Désormais, ce réglage va dis­pa­raître, et vos sites seront direc­te­ment acces­sibles via IPv6 sans aucune mani­pu­la­tion de votre part.

Techniquement, il s’agit pour nous de décla­rer sys­té­ma­ti­que­ment l’enregistrement DNS AAAA asso­cié à l’IP de vos sous-domaines. Rien de plus n’est néces­saire. Il est à noter que si vous héber­gez vos DNS ailleurs que chez always­da­ta, il vous fau­dra décla­rer vous-même dans votre ser­vice DNS l’enregistrement AAAA concer­né pour offrir ce sup­port.

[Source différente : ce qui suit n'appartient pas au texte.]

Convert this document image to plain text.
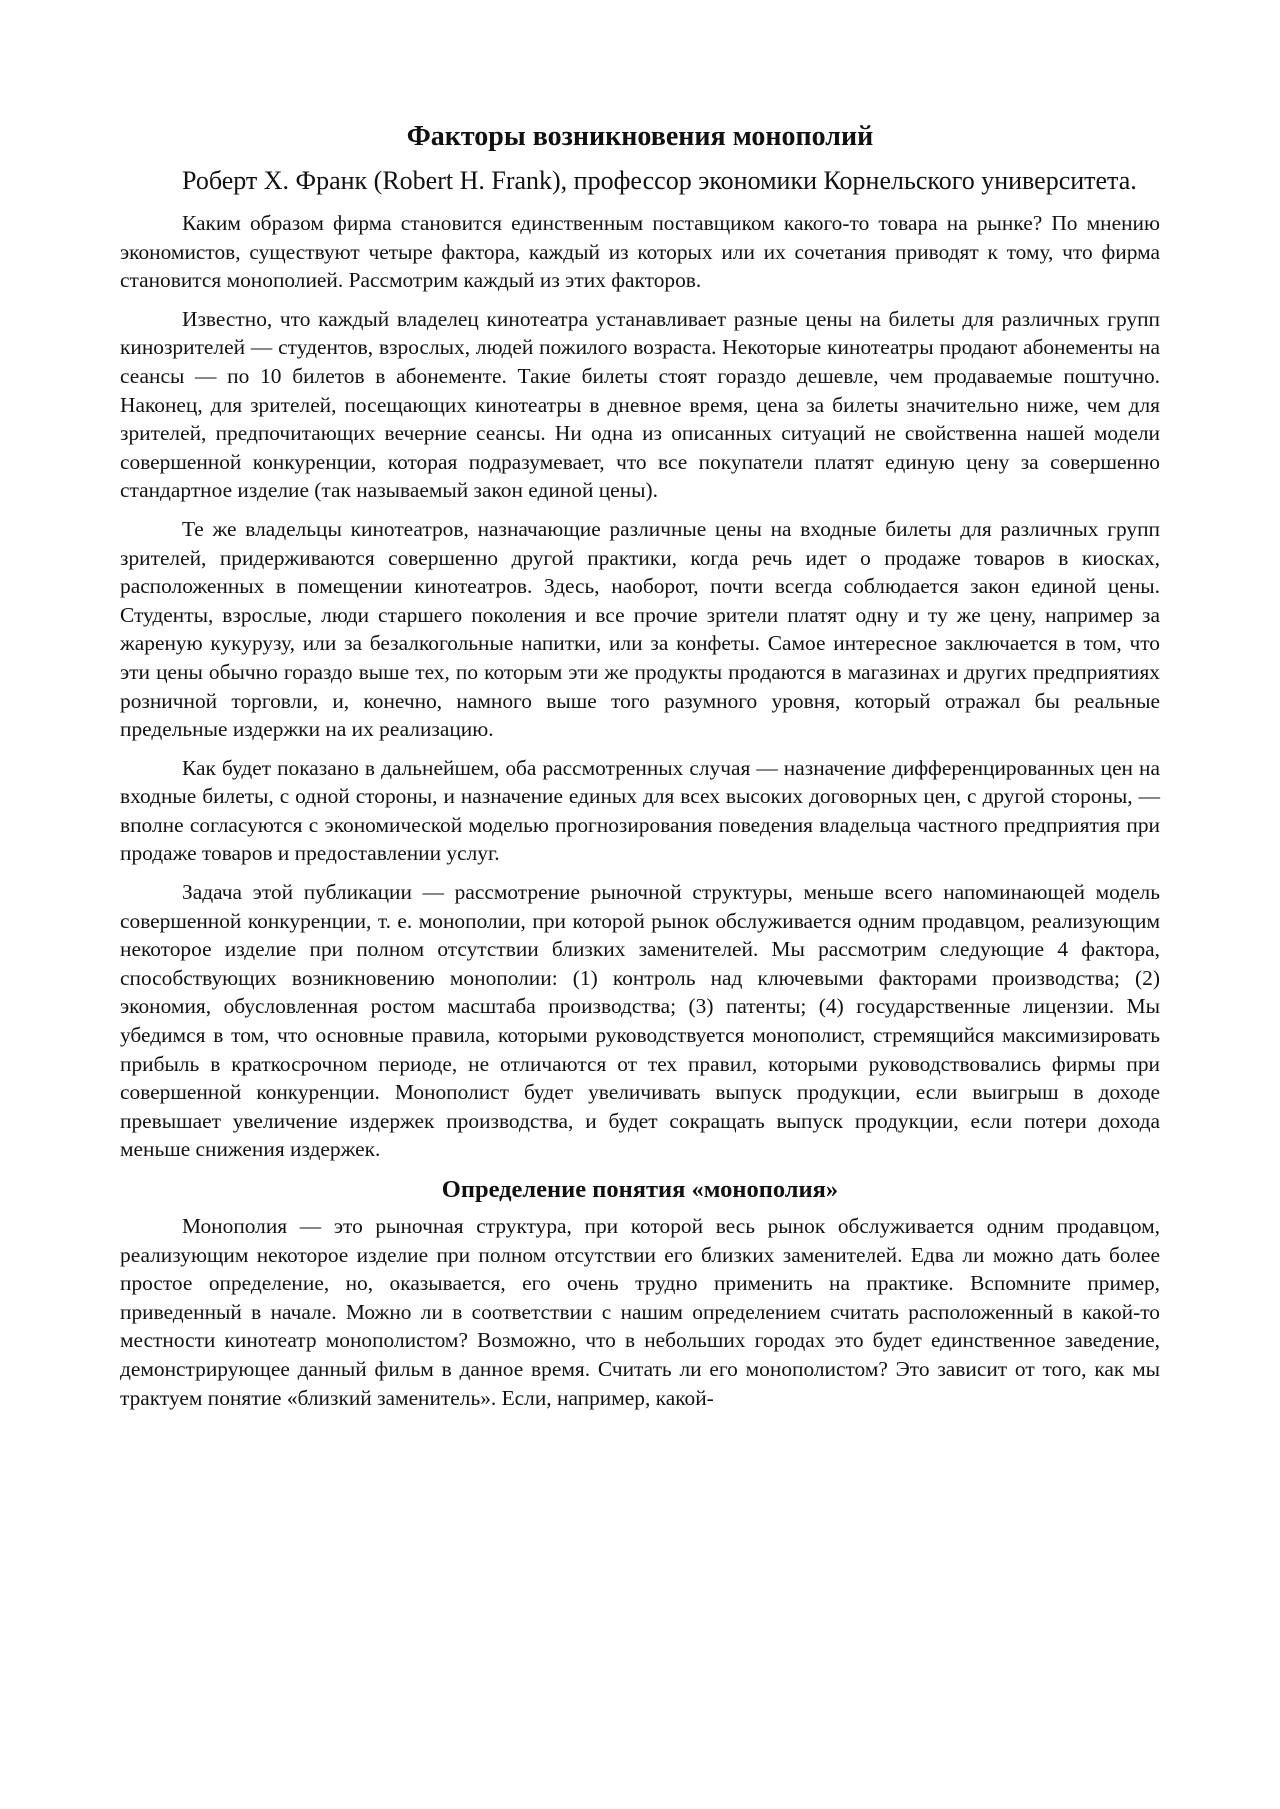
Факторы возникновения монополий
Роберт Х. Франк (Robert H. Frank), профессор экономики Корнельского университета.

Каким образом фирма становится единственным поставщиком какого-то товара на рынке? По мнению экономистов, существуют четыре фактора, каждый из которых или их сочетания приводят к тому, что фирма становится монополией. Рассмотрим каждый из этих факторов.

Известно, что каждый владелец кинотеатра устанавливает разные цены на билеты для различных групп кинозрителей — студентов, взрослых, людей пожилого возраста. Некоторые кинотеатры продают абонементы на сеансы — по 10 билетов в абонементе. Такие билеты стоят гораздо дешевле, чем продаваемые поштучно. Наконец, для зрителей, посещающих кинотеатры в дневное время, цена за билеты значительно ниже, чем для зрителей, предпочитающих вечерние сеансы. Ни одна из описанных ситуаций не свойственна нашей модели совершенной конкуренции, которая подразумевает, что все покупатели платят единую цену за совершенно стандартное изделие (так называемый закон единой цены).

Те же владельцы кинотеатров, назначающие различные цены на входные билеты для различных групп зрителей, придерживаются совершенно другой практики, когда речь идет о продаже товаров в киосках, расположенных в помещении кинотеатров. Здесь, наоборот, почти всегда соблюдается закон единой цены. Студенты, взрослые, люди старшего поколения и все прочие зрители платят одну и ту же цену, например за жареную кукурузу, или за безалкогольные напитки, или за конфеты. Самое интересное заключается в том, что эти цены обычно гораздо выше тех, по которым эти же продукты продаются в магазинах и других предприятиях розничной торговли, и, конечно, намного выше того разумного уровня, который отражал бы реальные предельные издержки на их реализацию.

Как будет показано в дальнейшем, оба рассмотренных случая — назначение дифференцированных цен на входные билеты, с одной стороны, и назначение единых для всех высоких договорных цен, с другой стороны, — вполне согласуются с экономической моделью прогнозирования поведения владельца частного предприятия при продаже товаров и предоставлении услуг.

Задача этой публикации — рассмотрение рыночной структуры, меньше всего напоминающей модель совершенной конкуренции, т. е. монополии, при которой рынок обслуживается одним продавцом, реализующим некоторое изделие при полном отсутствии близких заменителей. Мы рассмотрим следующие 4 фактора, способствующих возникновению монополии: (1) контроль над ключевыми факторами производства; (2) экономия, обусловленная ростом масштаба производства; (3) патенты; (4) государственные лицензии. Мы убедимся в том, что основные правила, которыми руководствуется монополист, стремящийся максимизировать прибыль в краткосрочном периоде, не отличаются от тех правил, которыми руководствовались фирмы при совершенной конкуренции. Монополист будет увеличивать выпуск продукции, если выигрыш в доходе превышает увеличение издержек производства, и будет сокращать выпуск продукции, если потери дохода меньше снижения издержек.

Определение понятия «монополия»

Монополия — это рыночная структура, при которой весь рынок обслуживается одним продавцом, реализующим некоторое изделие при полном отсутствии его близких заменителей. Едва ли можно дать более простое определение, но, оказывается, его очень трудно применить на практике. Вспомните пример, приведенный в начале. Можно ли в соответствии с нашим определением считать расположенный в какой-то местности кинотеатр монополистом? Возможно, что в небольших городах это будет единственное заведение, демонстрирующее данный фильм в данное время. Считать ли его монополистом? Это зависит от того, как мы трактуем понятие «близкий заменитель». Если, например, какой-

La bas­cule vers l’IPv6 est auto­ma­tique : si vous dis­po­sez d’une IPv6 sur votre machine (ser­vie par votre FAI), son usage est prio­ri­taire sur IPv4, et vous contac­te­rez vos ser­vices et sites par cette adresse auto­ma­ti­que­ment.

Du coup, je ne fais rien, c’est ça ?

C’est ça.

La seule excep­tion concerne vos appli­ca­tions web. Si votre app garde la trace de vos visi­teurs en enre­gis­trant leur adresse IP (en base de don­née par exemple), il vous fau­dra veiller qu’elle est bien com­pa­tible avec IPv6 : la lon­gueur de chaîne de carac­tère pour repré­sen­ter une IPv4 et une IPv6 est dif­fé­rente, et vous pour­riez ne pas enre­gis­ter ces infor­ma­tions cor­rec­te­ment.

Hormis ce cas d’usage, rien n’est à pré­voir de votre côté, le pas­sage sera trans­pa­rent.

Ça apporte quoi, finalement ?

D’abord, ça per­met de contour­ner la pénu­rie d’IPv4, et là, c’est un pas­sage obli­ga­toire, nous sommes clai­re­ment à court depuis des années.

Ensuite, du fait d’une part de l’architecture dif­fé­rente des en-têtes de paquets entre IPv4 et IPv6, et d’autre part de la qua­li­té de connexion en IPv6 (faute d’adresses IPv4, il est cou­rant de pas­ser par du NAT, qui échoue beau­coup plus sou­vent), on trouve un léger gain de per­for­mance sur les appli­ca­tifs web.